Her friends are all adults: in particular, mathematician Barnaby Grange and exotic Winifred Varnham who she calls the Duchess of Nullabri, from the boarding house. Winifred is visiting her sister at the nearby sanitarium. Together the trio are “Duchess Colour, Miss Music and Mister Numbers”. The broad cast of adults seem to discern some of Angel’s trouble. Some try to help but even most of those ultimately cast a blind eye and are culpable.
Music is Angel’s companion. She feels music as colours: she “loved the swirl of colours inside her. Thick and oily or gently splashed and tinted, depending of course on the particular musical composition, and she often wondered if an orchestra could play from a score of colours undulating across the page, flowing like streams of water and oil”.
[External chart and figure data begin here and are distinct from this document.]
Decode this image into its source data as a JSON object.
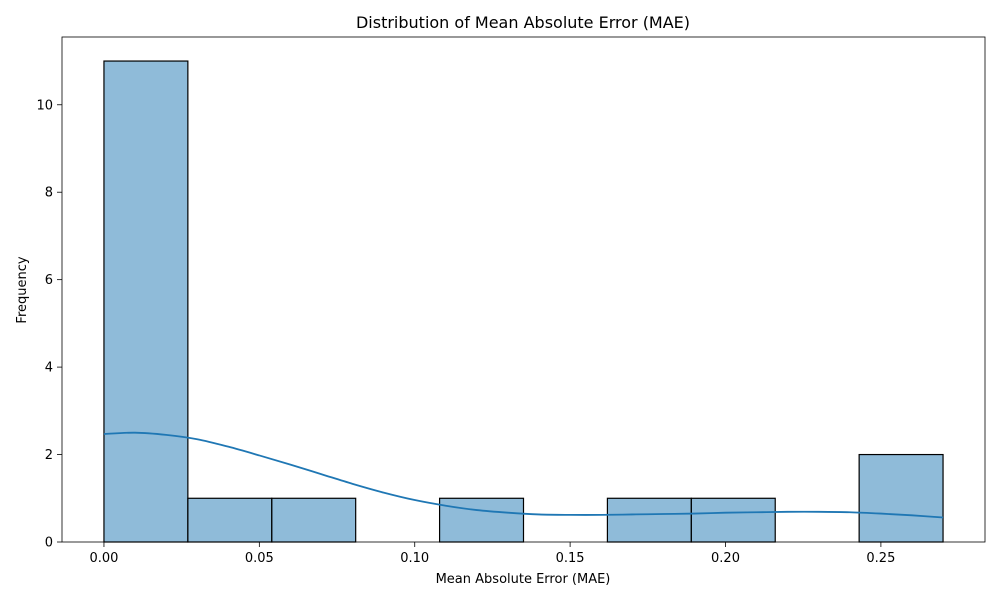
{
  "chart_data": {
    "type": "bar",
    "title": "Distribution of Mean Absolute Error (MAE)",
    "xlabel": "Mean Absolute Error (MAE)",
    "ylabel": "Frequency",
    "bin_edges": [
      0.0,
      0.027,
      0.054,
      0.081,
      0.108,
      0.135,
      0.162,
      0.189,
      0.216,
      0.243,
      0.27
    ],
    "counts": [
      11,
      1,
      1,
      0,
      1,
      0,
      1,
      1,
      0,
      2
    ],
    "xlim": [
      -0.0135,
      0.2835
    ],
    "ylim": [
      0,
      11.55
    ],
    "xticks": [
      0.0,
      0.05,
      0.1,
      0.15,
      0.2,
      0.25
    ],
    "xtick_labels": [
      "0.00",
      "0.05",
      "0.10",
      "0.15",
      "0.20",
      "0.25"
    ],
    "yticks": [
      0,
      2,
      4,
      6,
      8,
      10
    ],
    "ytick_labels": [
      "0",
      "2",
      "4",
      "6",
      "8",
      "10"
    ],
    "grid": false,
    "kde": {
      "x": [
        0.0,
        0.01,
        0.02,
        0.03,
        0.04,
        0.05,
        0.06,
        0.07,
        0.08,
        0.09,
        0.1,
        0.11,
        0.12,
        0.13,
        0.14,
        0.15,
        0.16,
        0.17,
        0.18,
        0.19,
        0.2,
        0.21,
        0.22,
        0.23,
        0.24,
        0.25,
        0.26,
        0.27
      ],
      "y": [
        2.47,
        2.5,
        2.45,
        2.35,
        2.18,
        1.98,
        1.77,
        1.55,
        1.33,
        1.13,
        0.96,
        0.83,
        0.73,
        0.67,
        0.63,
        0.62,
        0.62,
        0.63,
        0.64,
        0.65,
        0.67,
        0.68,
        0.69,
        0.69,
        0.68,
        0.65,
        0.61,
        0.56
      ]
    },
    "colors": {
      "bar_fill": "#1f77b4",
      "bar_fill_opacity": 0.5,
      "bar_edge": "#000000",
      "kde_line": "#1f77b4",
      "axis": "#000000"
    }
  }
}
She loves both the green gully where she is protected “beneath the tree canopies and serenity, sweet as a kiss, from the gentle flow of the creek” near the boarding house and the Mariana, her name for the vast parallel nation of the ocean. On a summer day Mariana is hard to leave “with her deep sea all glassy as far as the horizon, and white seahorses, all thrashing manes and tails and bored with a sea smooth as a rink, raged at the cliff’s bottom and climbed, one at a time, all seven of them, onto the rocks”. Angel plays on the rocks and names them, the tides and the swells. Nature is her sanctuary although she tries to find a safe place with people. She longs for family.
Angel rarely attends school and escapes to the Bay on Sundays, gradually inveigling her way inside the aunts’ house. She helps Aunt Elsa who lives downstairs and hears Aunt Clara’s ballet music from upstairs. Like a number of the females in The Aunts’ House, these women lack agency; they exist precariously at the whim of their deceased father’s lover who owns the house.
This is a beautifully written yet disturbing novel of madness and love. It is darkly captivating, brilliantly layered and full of secrets. Elizabeth Stead is a maestro.